Marking Visible indicators are often used to show content coming from Wikidata. Templates can include graphical indicators such as a pencil symbol (a shortcut link to edit the Wikidata statement), a miniature Wikidata logo, and an 'edit' link. Recent changes and watchlists are standardized with a 'D' to mark Wikidata entries. However, not all inserted content is marked: sitelinks and Short Descriptions.

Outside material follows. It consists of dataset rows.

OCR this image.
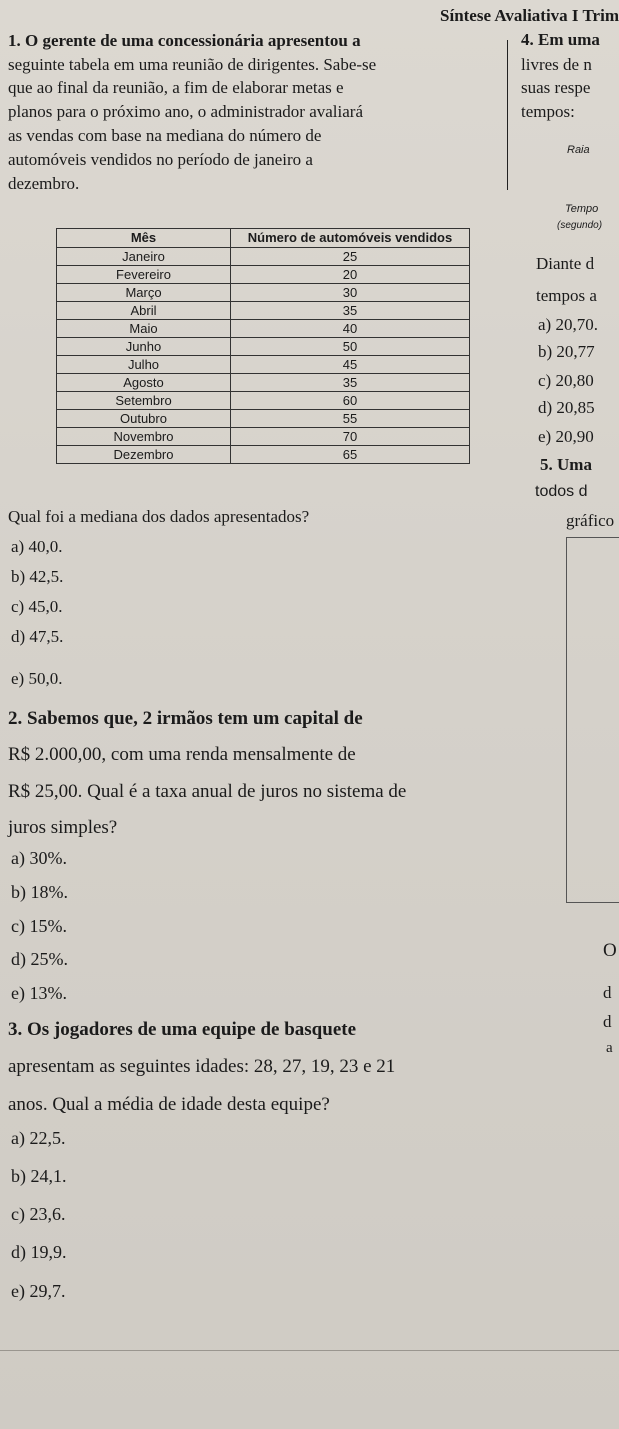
Síntese Avaliativa I Trim
1. O gerente de uma concessionária apresentou a
seguinte tabela em uma reunião de dirigentes. Sabe-se
que ao final da reunião, a fim de elaborar metas e
planos para o próximo ano, o administrador avaliará
as vendas com base na mediana do número de
automóveis vendidos no período de janeiro a
dezembro.
Mês	Número de automóveis vendidos
Janeiro	25
Fevereiro	20
Março	30
Abril	35
Maio	40
Junho	50
Julho	45
Agosto	35
Setembro	60
Outubro	55
Novembro	70
Dezembro	65
Qual foi a mediana dos dados apresentados?
a) 40,0.
b) 42,5.
c) 45,0.
d) 47,5.
e) 50,0.
2. Sabemos que, 2 irmãos tem um capital de
R$ 2.000,00, com uma renda mensalmente de
R$ 25,00. Qual é a taxa anual de juros no sistema de
juros simples?
a) 30%.
b) 18%.
c) 15%.
d) 25%.
e) 13%.
3. Os jogadores de uma equipe de basquete
apresentam as seguintes idades: 28, 27, 19, 23 e 21
anos. Qual a média de idade desta equipe?
a) 22,5.
b) 24,1.
c) 23,6.
d) 19,9.
e) 29,7.
4. Em uma
livres de n
suas respe
tempos:
Raia
Tempo
(segundo)
Diante d
tempos a
a) 20,70.
b) 20,77
c) 20,80
d) 20,85
e) 20,90
5. Uma
todos d
gráfico
O
d
d
a
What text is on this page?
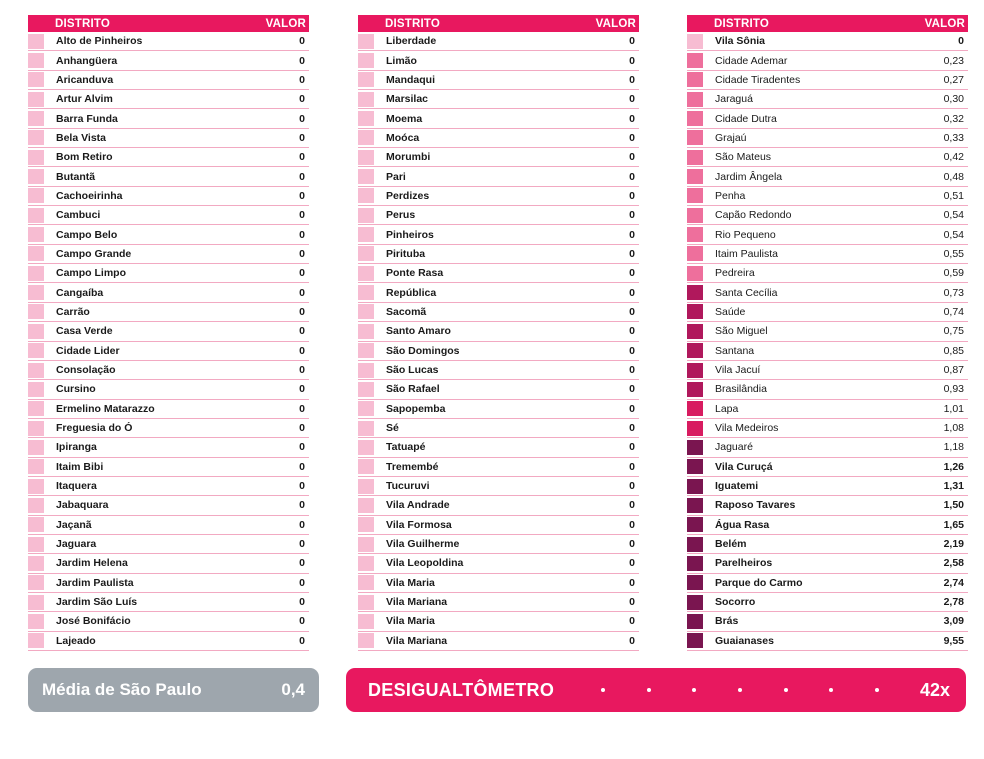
DISTRITO	VALOR
Alto de Pinheiros	0
Anhangüera	0
Aricanduva	0
Artur Alvim	0
Barra Funda	0
Bela Vista	0
Bom Retiro	0
Butantã	0
Cachoeirinha	0
Cambuci	0
Campo Belo	0
Campo Grande	0
Campo Limpo	0
Cangaíba	0
Carrão	0
Casa Verde	0
Cidade Lider	0
Consolação	0
Cursino	0
Ermelino Matarazzo	0
Freguesia do Ó	0
Ipiranga	0
Itaim Bibi	0
Itaquera	0
Jabaquara	0
Jaçanã	0
Jaguara	0
Jardim Helena	0
Jardim Paulista	0
Jardim São Luís	0
José Bonifácio	0
Lajeado	0
DISTRITO	VALOR
Liberdade	0
Limão	0
Mandaqui	0
Marsilac	0
Moema	0
Moóca	0
Morumbi	0
Pari	0
Perdizes	0
Perus	0
Pinheiros	0
Pirituba	0
Ponte Rasa	0
República	0
Sacomã	0
Santo Amaro	0
São Domingos	0
São Lucas	0
São Rafael	0
Sapopemba	0
Sé	0
Tatuapé	0
Tremembé	0
Tucuruvi	0
Vila Andrade	0
Vila Formosa	0
Vila Guilherme	0
Vila Leopoldina	0
Vila Maria	0
Vila Mariana	0
Vila Maria	0
Vila Mariana	0
DISTRITO	VALOR
Vila Sônia	0
Cidade Ademar	0,23
Cidade Tiradentes	0,27
Jaraguá	0,30
Cidade Dutra	0,32
Grajaú	0,33
São Mateus	0,42
Jardim Ângela	0,48
Penha	0,51
Capão Redondo	0,54
Rio Pequeno	0,54
Itaim Paulista	0,55
Pedreira	0,59
Santa Cecília	0,73
Saúde	0,74
São Miguel	0,75
Santana	0,85
Vila Jacuí	0,87
Brasilândia	0,93
Lapa	1,01
Vila Medeiros	1,08
Jaguaré	1,18
Vila Curuçá	1,26
Iguatemi	1,31
Raposo Tavares	1,50
Água Rasa	1,65
Belém	2,19
Parelheiros	2,58
Parque do Carmo	2,74
Socorro	2,78
Brás	3,09
Guaianases	9,55
Média de São Paulo	0,4	DESIGUALTÔMETRO	42x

Workflow Complexity and frequency Barriers to entry for editors using Wikidata on other projects vary, impacting how often they engage with it. Different uses require differing levels of technical expertise. Sitelinks are usually the first interaction editors have with Wikidata, (often without realizing it is Wikidata they are interacting with). Intermediate uses vary widely across the different Wikimedia projects but usually do not require a specialized technical knowledge. Advanced workflows are the rarest due to their high barriers to entry, requiring niche technical knowledge and familiarity with programming languages like Lua and SPARQL.